Question: How do ball joints work?
Answer: A ball-and-socket joint is a joint where a spherical head of one part connects to a spherical cavity of another. These joints allow for freedom of movement in all directions. We have ball-and-socket joints in our shoulders and hips. They allow our arms and legs to move in all directions. Now imagine if your body didn’t have any ball-and-socket joints. Your arm and leg movement would be very limited. The same thing applies to ball joints in vehicles. Ball joints are a flexible ball-and-socket joint that connect a vehicle’s control arms to the steering knuckles and act as a pivot point. Ball joints allow a vehicle’s suspension to move up and down, while also allowing the wheels to steer left or right. They are found on a vehicle’s front suspension because the front suspension is what allows a vehicle to make turns. Most front suspensions have one or two ball joints, and some rear suspensions may have ball joints also. Ball joints allow vehicles to carry heavier loads and to travel over all kinds of surfaces such as: over potholes, uneven surfaces, and over rocks/bumps. They allow tires to stay in constant contact with the road surface by allowing wheels to move up or down depending on the surface. The ball joints allow a wheel to stay in constant contact with these uneven surfaces while continuing to steer.
Question: Why do I need to replace my ball joints?
Answer: Ball joints will eventually wear from the amount of movement and friction they undergo(eliminate comma) and can become loose. A ball joints is made to fit tightly into its steel casing; excessive wear will allow for more room for the ball to move in the socket, which can affect wheel alignment, tire wear, and suspension noise. Bad ball joints can lead to abnormal wearing of your tires. A ball joint’s lubrication can also dry out. This will allow road water to get inside the ball joint and will eventually lead to rust. As ball joints wear, this can hamper your ability to steer and control the vehicle. If a ball joint fails, a vehicle’s suspension can collapse or the wheel could fall off causing the vehicle to lose control. A bad ball joint is extremely dangerous and can cause serious accidents.
Question: When do you need to replace ball joints?
Answer: Any joint that exceeds the vehicle manufacturer’s maximum allowable wear needs to be replaced. Ball joints typically last 70,000 to 150,000 miles depending on their usage and road conditions. Clunking noises, poor handling, pulling, and abnormal wearing of your tires are all signs of a worn ball joint. If you see uneven tread wear patterns on your tire, you should have your ball joints checked. This can save you much money in the long run. Ball joints should be checked whenever the vehicle’s lubrication is checked. If the rubber boot which holds the joint’s lubrication is damaged or missing, chances are water has gotten into the joint.

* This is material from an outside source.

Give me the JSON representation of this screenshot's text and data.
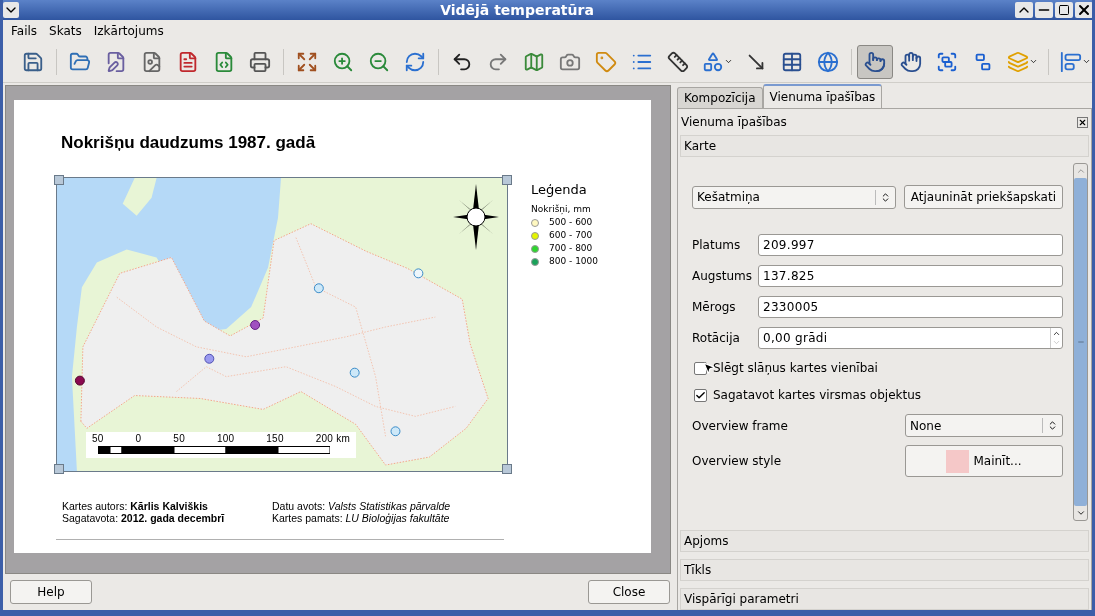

This can lead to rust and wearing, and your ball joint should be replaced. You can also check on your own to see if your ball joints are bad. You can give your tire a strong tug and see if you feel any extra pull or play. You can also jack the tire up and give the top and bottom of the tire a pull. If you feel any extra pull or play, you should have your ball joints checked immediately by a professional.